Here is Dai’s very first pass with the car for the 2019 season at the Long Beach round. The car is very stable and much more predictable and easy to drive than previously. I find it amazing that the pros can just go out and drive so well cold from their first pass on a difficult unforgiving and narrow course like Long Beach.
So the car now has quite a bit of potential and is working very well. The only thing is that the cars base setup is now very different than before so our notes from the past few years are going to be partially worthless! Regardless, this is a great example of how 3D printing can greatly speed the design, production and testing process of parts with complex geometry.
7 comments
Nice setup, but just wondering about one thing: Why all the holes inside of it all? Wouldn’t it just be easier to make it in a flat panel without the holes? It’s probably done to reduce weight without a big compromise to strength, but i can imagine rubber debris is getting slewn in there?

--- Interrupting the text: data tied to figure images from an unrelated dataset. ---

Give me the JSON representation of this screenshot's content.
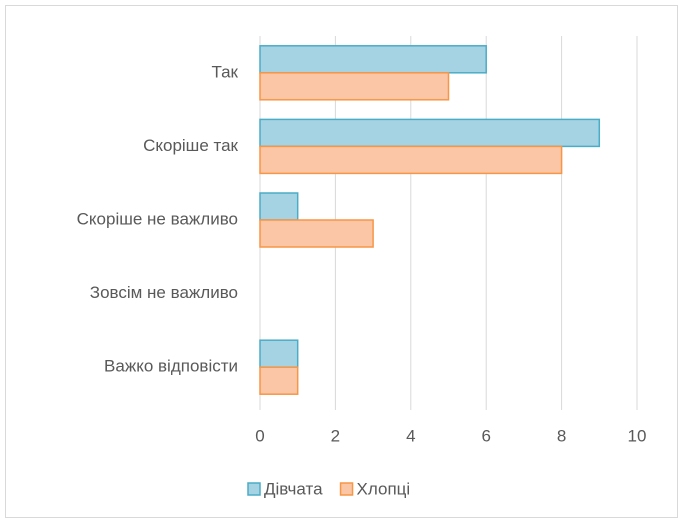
{
  "chart_data": {
    "type": "barh",
    "categories": [
      "Так",
      "Скоріше так",
      "Скоріше не важливо",
      "Зовсім не важливо",
      "Важко відповісти"
    ],
    "series": [
      {
        "name": "Дівчата",
        "color": "#a5d3e4",
        "stroke": "#4bacc6",
        "values": [
          6,
          9,
          1,
          0,
          1
        ]
      },
      {
        "name": "Хлопці",
        "color": "#fbc6a6",
        "stroke": "#f79646",
        "values": [
          5,
          8,
          3,
          0,
          1
        ]
      }
    ],
    "xlim": [
      0,
      10
    ],
    "xticks": [
      0,
      2,
      4,
      6,
      8,
      10
    ],
    "grid": true,
    "legend": "bottom"
  }
}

Some of it is to reduce weight and also to get to the bolts holding the hub in. Debris can fall out the bottom easily and we have not had a problem with that issue. We design it to be pretty strong and the suspension links are the fuse in the design. We have stress riser failure points built into the arms so they will fail before the upright and chassis. This way we can repair the car in the allotted 5 minutes.
Ah right! I couldn’t see there where bolts inside, but that makes sense. Good thinking about the arms. Way less hassle to replace!
Cool. This validates my ideas on optimization of a drift car. Namely, the reduction of caster and Ackerman.
I learned a long time ago that caster (and dynamic camber gain) as the ‘secret’ to good turn-in ability. When you analyze your own footwork, you can see that your ‘outside foot’ digs in on the inside edge to initiate a turn. The same thing needs to happen with the tire footprint. The tire needs dynamic negative camber gain on the outside wheel, in order to initiate a turn to the inside. You can do this with SLA suspension, or by dialing up the caster on a strut equipped vehicle.
But, the same thing that helps a race car, works against a drift car, specifically because of the extreme steering angles. The driver has to fight against the wheel when the caster and Ackerman are high. Also, the drift car isn’t ‘turning’ in the conventional way, so you have to undo what works on one car, in order to optimize the other.
That is not how it works.
BTW, nice part design.
Totally unrelated to the knuckle design (which is really awesome), I noticed that you’re using the Hyperco articulating spring perch. Did they make a tangible difference? I hear they need frequent rebuilds.